Naquele sentido, o Vice-Presidente e CFO do Sporting apontou que o Governo de Portugal irá avançar com reformas na Lei das SADs para: reequilibrar direitos na relação entre clubes fundadores e sociedades desportivas - algo que a Lei da SAF estabelece ao conferir prerrogativas exclusivas aos clubes enquanto permanecerem acionistas da SAF; reforçar requisitos de idoneidade; reduzir conflitos de interesses (ou incompatibilidades); reforçar a transparência; reforçar a publicidade; e criar um regime contraordenacional.

Esses movimentos afirmativos tendem a intensificar a posição no cenário futebolístico de times como o tradicional Porto, que passou, conforme conteúdo da palestra proferida por sua Diretora, pelas seguintes etapas:

- 1997: Constituição da SAD

- 1997: Aumento de capital da SAD

- 1998: Admissão em Bolsa de Valores

- 2000: Redenominação do capital de Escudos para Euros

- 2001: Novo aumento de capital

- 2014: Mais um aumento de capital, que passou para 112,5 milhões de Euros (algo em torno de, conforme cotação atual, R$ 604 milhões).

Susana Dias indicou, na linha do que fora dito pelo colega benfiquista, que constituem vantagens de uma SAD estar cotada em bolsa: acesso a fontes de financiamento externo; melhoria constante na operação e sujeição a procedimentos regulatórios que não podem ser protelados; proteção dos negócios e dos investidores; e credibilidade e transparência ao exterior.

Desvantagens também foram elencadas por ela: dualidade de relacionamento com os stakeholders; obrigatoriedade de cumprimento de "imensidade" de regras de governança; necessidade de comunicações frequentes ao mercado via CMVM (tais como fatos relevantes); necessidade de produção de uma série de relatórios periódicos.

Note-se que as desvantagens demandam, como regra, o emprego de pessoas e recursos para atendimento das exigências regulatórias, e não, muito ao contrário, a existência de aspectos que possam inviabilizar a SAD ou tornar o regime clubístico mais atrativo.

Não pareceu haver, na experiência portuguesa, apresentada pelos representantes dos mais tradicionais times locais, qualquer nostalgia ou pretensão de regresso ao passado.
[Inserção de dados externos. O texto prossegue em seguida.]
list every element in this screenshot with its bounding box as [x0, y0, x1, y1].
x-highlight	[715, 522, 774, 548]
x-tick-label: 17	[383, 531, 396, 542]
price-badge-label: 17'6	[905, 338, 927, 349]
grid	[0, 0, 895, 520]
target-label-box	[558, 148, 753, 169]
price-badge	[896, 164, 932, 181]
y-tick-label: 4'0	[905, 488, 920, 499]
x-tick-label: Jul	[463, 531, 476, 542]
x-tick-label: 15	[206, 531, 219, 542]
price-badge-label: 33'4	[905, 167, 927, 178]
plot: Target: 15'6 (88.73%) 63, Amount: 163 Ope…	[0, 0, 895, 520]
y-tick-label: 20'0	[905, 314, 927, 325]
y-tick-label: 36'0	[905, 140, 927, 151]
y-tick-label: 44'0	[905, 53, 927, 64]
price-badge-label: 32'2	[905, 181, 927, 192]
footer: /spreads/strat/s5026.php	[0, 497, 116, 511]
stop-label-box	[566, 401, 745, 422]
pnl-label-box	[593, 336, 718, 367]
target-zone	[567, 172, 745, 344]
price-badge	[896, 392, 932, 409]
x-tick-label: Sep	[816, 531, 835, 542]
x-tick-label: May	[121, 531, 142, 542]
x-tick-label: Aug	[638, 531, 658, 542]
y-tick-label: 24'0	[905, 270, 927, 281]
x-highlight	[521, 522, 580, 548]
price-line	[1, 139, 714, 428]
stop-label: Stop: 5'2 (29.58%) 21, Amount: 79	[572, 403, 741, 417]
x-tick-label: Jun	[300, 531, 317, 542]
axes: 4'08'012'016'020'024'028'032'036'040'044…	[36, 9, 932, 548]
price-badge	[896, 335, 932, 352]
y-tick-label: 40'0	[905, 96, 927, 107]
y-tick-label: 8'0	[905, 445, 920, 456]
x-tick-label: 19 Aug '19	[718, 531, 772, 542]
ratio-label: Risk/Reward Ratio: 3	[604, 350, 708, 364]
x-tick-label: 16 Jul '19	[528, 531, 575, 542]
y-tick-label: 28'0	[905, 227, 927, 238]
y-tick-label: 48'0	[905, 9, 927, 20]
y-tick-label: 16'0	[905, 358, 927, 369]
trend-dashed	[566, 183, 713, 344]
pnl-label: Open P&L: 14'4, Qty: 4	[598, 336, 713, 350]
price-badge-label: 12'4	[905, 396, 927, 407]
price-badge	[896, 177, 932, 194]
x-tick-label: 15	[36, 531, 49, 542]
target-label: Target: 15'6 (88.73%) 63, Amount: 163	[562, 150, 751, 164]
Por outro lado, sentiu-se - ao menos foi a minha percepção - uma certa surpresa com o fato de que um país com a dimensão, a população e o PIB brasileiros, que dispõe de mais de 20 times com mais de 1 milhão de torcedores e que corresponde a (aproximadamente) 11% dos negócios mundiais envolvendo jogadores, não protagoniza (ou, ao menos, participa em alto nível) o mercado do futebol.

A aparente surpresa (novamente, esta foi a minha impressão) se justifica, para quem tem mínimos conhecimentos do ambiente nacional, com alguma facilidade: ausência do Governo (minimamente preocupado com o tema); ausência de políticas públicas (em todos os níveis e esferas) com intuito de transformar o futebol em instrumento de desenvolvimento econômico e social; apropriação do bem futebolístico pelas arcaicas estruturas associativas; inexistência de vias de financiamento da empresa futebolística; e conflitos de interesses.

Por esses e outros motivos, a sensação de quem participou do evento - ao menos essa foi a minha -, ao final, era de esperança e melancolia: esperança pela perspectiva daquilo que o Brasil poderia (ou poderá) ser; melancolia por aquilo em que se transformou (em função de sucessivos equívocos públicos e privados).